With great interest we read the article by Raftopoulos et al. [7] titled “Clinical outcome of laparoscopic antireflux surgery for patients with irritable bowel syndrome.” The authors evaluated the symptomatic outcome of gastroesophageal reflux disease (GERD) patients with a comorbidity of irritable bowel syndrome (IBS) in comparison to patients without any known comorbidity before surgical intervention. Surgical outcome was evaluated by using a visual analogue scale (0–10) for GERD and IBS symptoms as well as for well-being. A total of 102 patients (n = 32 with IBS) were included in the study, and based on manometric findings, four different antireflux procedures were performed. Before surgery, the symptom scores rated by the patients were all significantly higher in the IBS group compared to the control group. Postoperatively, patients in both groups showed significant improvement in the majority of symptoms, some remained unchanged, and in the case of gas bloat, there was a significant increase in the non-IBS group. In addition, the authors found that after surgery 80% of the IBS group no longer met the Rome II criteria for IBS diagnosis. Based on the fact that gas bloat and diarrhea increased postoperatively in the non-IBS group, two patients from this group met the criteria for IBS after surgery. The authors concluded that laparoscopic antireflux surgery does not worsen IBS-related symptoms in patients with a presurgical comorbidity of IBS, and that IBS patients benefit more from surgery in relation to patients’ subjective degree of well-being.
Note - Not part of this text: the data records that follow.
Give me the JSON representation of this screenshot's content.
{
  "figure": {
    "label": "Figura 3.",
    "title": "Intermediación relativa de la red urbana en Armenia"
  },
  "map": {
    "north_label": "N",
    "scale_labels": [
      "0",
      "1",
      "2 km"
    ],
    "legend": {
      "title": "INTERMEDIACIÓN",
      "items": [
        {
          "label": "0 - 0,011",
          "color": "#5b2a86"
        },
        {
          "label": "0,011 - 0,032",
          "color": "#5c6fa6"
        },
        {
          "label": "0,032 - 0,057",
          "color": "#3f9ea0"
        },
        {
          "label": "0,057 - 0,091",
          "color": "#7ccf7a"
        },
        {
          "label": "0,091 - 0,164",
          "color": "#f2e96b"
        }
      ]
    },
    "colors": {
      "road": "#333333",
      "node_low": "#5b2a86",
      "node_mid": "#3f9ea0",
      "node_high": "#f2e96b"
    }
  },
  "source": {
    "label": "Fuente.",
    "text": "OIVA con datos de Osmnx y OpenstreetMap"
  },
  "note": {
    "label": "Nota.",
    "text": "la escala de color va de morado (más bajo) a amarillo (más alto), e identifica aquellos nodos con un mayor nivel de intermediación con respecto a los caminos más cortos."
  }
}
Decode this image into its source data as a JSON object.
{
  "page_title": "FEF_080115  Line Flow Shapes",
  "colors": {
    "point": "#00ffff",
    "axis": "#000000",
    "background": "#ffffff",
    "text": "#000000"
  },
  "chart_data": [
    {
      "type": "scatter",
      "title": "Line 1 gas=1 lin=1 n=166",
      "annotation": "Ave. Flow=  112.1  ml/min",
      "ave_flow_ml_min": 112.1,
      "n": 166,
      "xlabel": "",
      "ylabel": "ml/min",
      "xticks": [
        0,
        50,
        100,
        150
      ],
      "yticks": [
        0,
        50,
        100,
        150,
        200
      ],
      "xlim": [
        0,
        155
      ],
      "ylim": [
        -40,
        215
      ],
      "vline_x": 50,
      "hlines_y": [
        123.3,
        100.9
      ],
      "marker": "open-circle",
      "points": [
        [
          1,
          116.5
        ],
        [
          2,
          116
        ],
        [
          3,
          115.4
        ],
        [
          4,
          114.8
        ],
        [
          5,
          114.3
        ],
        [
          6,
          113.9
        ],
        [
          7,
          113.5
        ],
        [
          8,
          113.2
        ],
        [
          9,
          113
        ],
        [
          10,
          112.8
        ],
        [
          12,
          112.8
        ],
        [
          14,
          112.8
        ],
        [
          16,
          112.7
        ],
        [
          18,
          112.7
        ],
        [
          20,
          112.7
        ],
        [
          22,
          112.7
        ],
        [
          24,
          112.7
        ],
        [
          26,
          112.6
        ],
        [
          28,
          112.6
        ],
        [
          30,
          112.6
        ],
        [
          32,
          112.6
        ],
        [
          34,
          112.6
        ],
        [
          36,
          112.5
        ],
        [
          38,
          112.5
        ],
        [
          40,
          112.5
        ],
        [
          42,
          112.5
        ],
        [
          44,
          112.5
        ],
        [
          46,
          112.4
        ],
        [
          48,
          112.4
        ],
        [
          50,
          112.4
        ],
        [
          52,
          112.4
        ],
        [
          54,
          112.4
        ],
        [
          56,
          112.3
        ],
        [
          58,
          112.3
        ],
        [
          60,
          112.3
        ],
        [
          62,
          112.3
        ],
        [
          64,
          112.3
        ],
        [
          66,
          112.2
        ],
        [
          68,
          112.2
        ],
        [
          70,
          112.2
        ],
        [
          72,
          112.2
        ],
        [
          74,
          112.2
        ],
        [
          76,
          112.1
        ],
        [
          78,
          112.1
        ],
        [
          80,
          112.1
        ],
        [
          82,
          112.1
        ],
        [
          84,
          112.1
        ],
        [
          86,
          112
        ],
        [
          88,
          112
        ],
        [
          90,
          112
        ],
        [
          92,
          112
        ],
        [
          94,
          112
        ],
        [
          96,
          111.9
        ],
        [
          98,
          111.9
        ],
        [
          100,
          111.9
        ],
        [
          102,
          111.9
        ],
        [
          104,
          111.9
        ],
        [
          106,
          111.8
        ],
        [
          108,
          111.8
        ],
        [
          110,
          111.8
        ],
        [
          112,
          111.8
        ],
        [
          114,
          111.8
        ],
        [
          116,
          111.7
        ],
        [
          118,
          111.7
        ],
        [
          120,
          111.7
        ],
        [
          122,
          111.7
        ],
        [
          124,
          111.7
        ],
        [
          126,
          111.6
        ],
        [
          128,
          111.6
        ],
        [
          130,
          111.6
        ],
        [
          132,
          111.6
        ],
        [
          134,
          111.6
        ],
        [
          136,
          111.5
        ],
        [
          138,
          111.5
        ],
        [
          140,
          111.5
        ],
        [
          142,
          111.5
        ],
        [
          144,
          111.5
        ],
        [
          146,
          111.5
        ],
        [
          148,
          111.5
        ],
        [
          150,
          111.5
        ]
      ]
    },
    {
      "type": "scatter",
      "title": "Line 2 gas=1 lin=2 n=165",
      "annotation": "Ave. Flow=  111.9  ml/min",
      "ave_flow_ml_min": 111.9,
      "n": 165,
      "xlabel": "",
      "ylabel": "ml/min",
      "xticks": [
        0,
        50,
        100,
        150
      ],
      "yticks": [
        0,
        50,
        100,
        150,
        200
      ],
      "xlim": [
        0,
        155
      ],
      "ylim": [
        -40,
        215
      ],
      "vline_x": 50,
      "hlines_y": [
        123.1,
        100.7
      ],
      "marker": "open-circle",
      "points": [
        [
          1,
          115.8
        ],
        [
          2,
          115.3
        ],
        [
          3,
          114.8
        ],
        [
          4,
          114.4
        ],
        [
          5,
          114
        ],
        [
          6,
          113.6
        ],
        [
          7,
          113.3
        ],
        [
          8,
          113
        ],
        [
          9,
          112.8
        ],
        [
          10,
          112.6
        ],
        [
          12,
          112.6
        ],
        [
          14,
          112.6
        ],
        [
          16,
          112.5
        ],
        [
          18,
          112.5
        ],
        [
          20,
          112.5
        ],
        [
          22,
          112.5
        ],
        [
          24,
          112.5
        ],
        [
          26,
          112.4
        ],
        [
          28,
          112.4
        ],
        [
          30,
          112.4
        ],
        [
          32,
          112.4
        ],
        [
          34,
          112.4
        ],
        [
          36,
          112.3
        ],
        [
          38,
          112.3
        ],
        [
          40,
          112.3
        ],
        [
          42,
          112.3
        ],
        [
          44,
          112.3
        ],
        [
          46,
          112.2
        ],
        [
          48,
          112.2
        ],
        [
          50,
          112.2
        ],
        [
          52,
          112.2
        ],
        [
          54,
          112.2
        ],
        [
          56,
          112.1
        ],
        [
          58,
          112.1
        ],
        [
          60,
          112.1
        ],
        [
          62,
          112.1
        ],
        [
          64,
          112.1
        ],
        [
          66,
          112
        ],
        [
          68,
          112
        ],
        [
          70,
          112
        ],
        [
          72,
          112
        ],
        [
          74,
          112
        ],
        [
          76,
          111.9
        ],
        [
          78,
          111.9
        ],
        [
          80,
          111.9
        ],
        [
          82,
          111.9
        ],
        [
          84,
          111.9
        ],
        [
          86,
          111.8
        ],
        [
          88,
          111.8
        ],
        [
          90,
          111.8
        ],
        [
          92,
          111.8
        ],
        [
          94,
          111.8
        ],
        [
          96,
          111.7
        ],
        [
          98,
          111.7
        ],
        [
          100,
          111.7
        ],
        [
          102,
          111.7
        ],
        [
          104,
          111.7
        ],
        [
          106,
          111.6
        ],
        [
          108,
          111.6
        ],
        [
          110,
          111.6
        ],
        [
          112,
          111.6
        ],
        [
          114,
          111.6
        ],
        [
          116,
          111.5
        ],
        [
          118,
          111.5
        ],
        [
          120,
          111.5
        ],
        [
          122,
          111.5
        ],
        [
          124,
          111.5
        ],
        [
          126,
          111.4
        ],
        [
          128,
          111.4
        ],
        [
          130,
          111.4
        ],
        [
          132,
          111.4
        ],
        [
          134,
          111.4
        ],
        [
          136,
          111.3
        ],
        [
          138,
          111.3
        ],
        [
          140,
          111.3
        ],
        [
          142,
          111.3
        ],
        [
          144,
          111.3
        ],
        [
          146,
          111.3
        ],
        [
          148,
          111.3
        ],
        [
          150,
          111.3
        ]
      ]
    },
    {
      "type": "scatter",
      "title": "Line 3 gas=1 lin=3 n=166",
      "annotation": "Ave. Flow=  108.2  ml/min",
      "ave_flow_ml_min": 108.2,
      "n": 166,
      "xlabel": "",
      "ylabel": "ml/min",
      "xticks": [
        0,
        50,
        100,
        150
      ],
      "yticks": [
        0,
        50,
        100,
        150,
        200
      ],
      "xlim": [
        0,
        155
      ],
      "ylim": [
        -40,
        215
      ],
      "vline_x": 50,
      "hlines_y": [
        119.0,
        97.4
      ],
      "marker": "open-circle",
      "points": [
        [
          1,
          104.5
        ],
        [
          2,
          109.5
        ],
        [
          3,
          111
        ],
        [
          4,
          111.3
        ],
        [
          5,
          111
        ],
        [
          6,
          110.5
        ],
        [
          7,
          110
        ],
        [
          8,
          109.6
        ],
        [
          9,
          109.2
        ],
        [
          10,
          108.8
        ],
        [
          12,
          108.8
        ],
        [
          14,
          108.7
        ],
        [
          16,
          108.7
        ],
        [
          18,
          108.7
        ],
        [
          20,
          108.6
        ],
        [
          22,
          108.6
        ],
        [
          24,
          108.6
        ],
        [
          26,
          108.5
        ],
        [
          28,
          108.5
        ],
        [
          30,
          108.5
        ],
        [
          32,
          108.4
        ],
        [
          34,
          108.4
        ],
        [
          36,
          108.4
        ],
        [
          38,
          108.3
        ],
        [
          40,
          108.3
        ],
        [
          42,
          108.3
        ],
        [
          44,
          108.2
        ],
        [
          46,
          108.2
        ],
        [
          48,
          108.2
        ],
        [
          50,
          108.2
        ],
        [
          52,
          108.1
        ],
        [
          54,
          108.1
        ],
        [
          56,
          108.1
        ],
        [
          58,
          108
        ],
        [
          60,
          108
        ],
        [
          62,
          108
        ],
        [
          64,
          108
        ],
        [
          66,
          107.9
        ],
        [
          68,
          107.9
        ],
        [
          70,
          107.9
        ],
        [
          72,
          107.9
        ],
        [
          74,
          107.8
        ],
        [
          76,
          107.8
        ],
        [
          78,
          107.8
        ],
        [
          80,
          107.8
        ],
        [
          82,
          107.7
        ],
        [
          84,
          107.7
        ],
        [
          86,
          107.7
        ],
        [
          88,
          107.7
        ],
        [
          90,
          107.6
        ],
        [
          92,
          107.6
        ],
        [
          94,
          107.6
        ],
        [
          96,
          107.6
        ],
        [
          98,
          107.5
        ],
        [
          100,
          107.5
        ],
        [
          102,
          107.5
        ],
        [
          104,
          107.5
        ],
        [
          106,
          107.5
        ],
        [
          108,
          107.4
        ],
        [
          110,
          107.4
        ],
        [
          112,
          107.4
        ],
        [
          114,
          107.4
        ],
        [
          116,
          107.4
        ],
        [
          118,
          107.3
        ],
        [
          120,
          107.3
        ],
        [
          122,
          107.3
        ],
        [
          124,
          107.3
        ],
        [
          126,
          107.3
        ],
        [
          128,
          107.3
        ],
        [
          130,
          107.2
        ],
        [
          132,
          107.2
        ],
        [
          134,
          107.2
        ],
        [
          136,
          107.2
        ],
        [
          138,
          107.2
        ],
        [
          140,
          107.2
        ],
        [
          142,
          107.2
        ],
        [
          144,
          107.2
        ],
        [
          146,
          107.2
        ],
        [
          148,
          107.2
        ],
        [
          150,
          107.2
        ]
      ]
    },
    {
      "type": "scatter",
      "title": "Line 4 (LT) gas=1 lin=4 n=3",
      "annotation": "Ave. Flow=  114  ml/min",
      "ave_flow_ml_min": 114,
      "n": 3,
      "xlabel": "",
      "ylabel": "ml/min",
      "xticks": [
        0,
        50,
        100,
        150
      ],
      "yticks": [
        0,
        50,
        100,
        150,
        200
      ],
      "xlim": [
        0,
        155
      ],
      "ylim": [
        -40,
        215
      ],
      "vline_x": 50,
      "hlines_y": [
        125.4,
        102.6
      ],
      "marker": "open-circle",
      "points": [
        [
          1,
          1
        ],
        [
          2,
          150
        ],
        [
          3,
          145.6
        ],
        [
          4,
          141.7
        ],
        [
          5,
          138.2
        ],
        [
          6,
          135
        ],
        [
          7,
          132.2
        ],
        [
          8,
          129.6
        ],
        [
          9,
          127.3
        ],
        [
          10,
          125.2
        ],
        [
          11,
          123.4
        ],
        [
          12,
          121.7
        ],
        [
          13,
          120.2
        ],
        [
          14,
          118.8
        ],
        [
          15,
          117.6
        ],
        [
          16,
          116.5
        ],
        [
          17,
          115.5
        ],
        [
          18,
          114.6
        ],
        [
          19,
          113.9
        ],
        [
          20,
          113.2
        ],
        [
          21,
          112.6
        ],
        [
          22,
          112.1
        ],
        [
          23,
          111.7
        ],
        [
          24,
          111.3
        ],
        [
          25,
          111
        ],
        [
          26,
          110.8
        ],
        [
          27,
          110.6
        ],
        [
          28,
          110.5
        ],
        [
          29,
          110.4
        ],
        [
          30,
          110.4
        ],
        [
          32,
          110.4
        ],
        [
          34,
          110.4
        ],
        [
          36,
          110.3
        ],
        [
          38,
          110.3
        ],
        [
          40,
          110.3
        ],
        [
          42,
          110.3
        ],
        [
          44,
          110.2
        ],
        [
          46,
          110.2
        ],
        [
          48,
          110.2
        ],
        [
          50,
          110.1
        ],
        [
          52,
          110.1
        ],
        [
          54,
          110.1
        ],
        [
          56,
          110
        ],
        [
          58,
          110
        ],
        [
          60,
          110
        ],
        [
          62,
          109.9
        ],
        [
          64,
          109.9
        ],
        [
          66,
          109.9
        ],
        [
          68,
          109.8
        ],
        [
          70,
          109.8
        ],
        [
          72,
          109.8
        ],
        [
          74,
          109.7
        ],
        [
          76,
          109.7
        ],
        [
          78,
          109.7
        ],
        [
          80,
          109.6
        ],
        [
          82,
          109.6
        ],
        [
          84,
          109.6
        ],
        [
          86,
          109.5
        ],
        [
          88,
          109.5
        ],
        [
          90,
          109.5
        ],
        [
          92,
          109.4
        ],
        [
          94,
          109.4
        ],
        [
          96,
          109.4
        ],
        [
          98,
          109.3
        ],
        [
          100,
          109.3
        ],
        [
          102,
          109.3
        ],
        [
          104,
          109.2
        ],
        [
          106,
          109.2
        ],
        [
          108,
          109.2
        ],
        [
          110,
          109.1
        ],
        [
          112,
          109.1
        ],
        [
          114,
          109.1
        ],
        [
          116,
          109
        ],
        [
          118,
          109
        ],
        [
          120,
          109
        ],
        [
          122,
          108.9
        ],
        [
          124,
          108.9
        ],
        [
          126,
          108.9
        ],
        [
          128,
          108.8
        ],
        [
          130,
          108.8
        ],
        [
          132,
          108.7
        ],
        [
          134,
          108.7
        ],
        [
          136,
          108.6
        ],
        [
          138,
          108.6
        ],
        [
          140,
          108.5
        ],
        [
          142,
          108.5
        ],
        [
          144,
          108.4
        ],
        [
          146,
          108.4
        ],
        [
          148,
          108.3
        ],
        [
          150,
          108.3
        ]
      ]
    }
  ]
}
We congratulate the authors for their interesting findings showing that there is a large overlap of gastrointestinal symptoms between GERD and IBS. In the past, it has been shown that the diagnosis of IBS using the Rome II criteria can be problematic in clinical practice as well as in clinical research [2]. In addition, bowel dysfunction is often an adverse effect of antireflux surgery [6]. This raises the following question: Was it really IBS that was diagnosed before and after surgery or simply a larger spectrum of different gastrointestinal symptoms in relation to GERD and medication? Nevertheless, several other study groups have shown that there can be an effect of comorbidities or psychosocial aspects on the outcome of laparoscopic antireflux surgery [1, 3, 5, 8].

We are interested in whether the authors found any effect of gender or the kind of wrap being performed on the symptomatic outcome. In addition, it would be interesting to know if some of the patients have been on psychiatric medication and whether there was relation between symptom perception and stress. Based on our findings [4, 5], we have concluded that psychiatric comorbidities or the perception of GERD symptoms in any kind of relation to stress can modify patients’ perception of different gastrointestinal symptoms after antireflux surgery. We welcome comments from the authors and other experts in the field.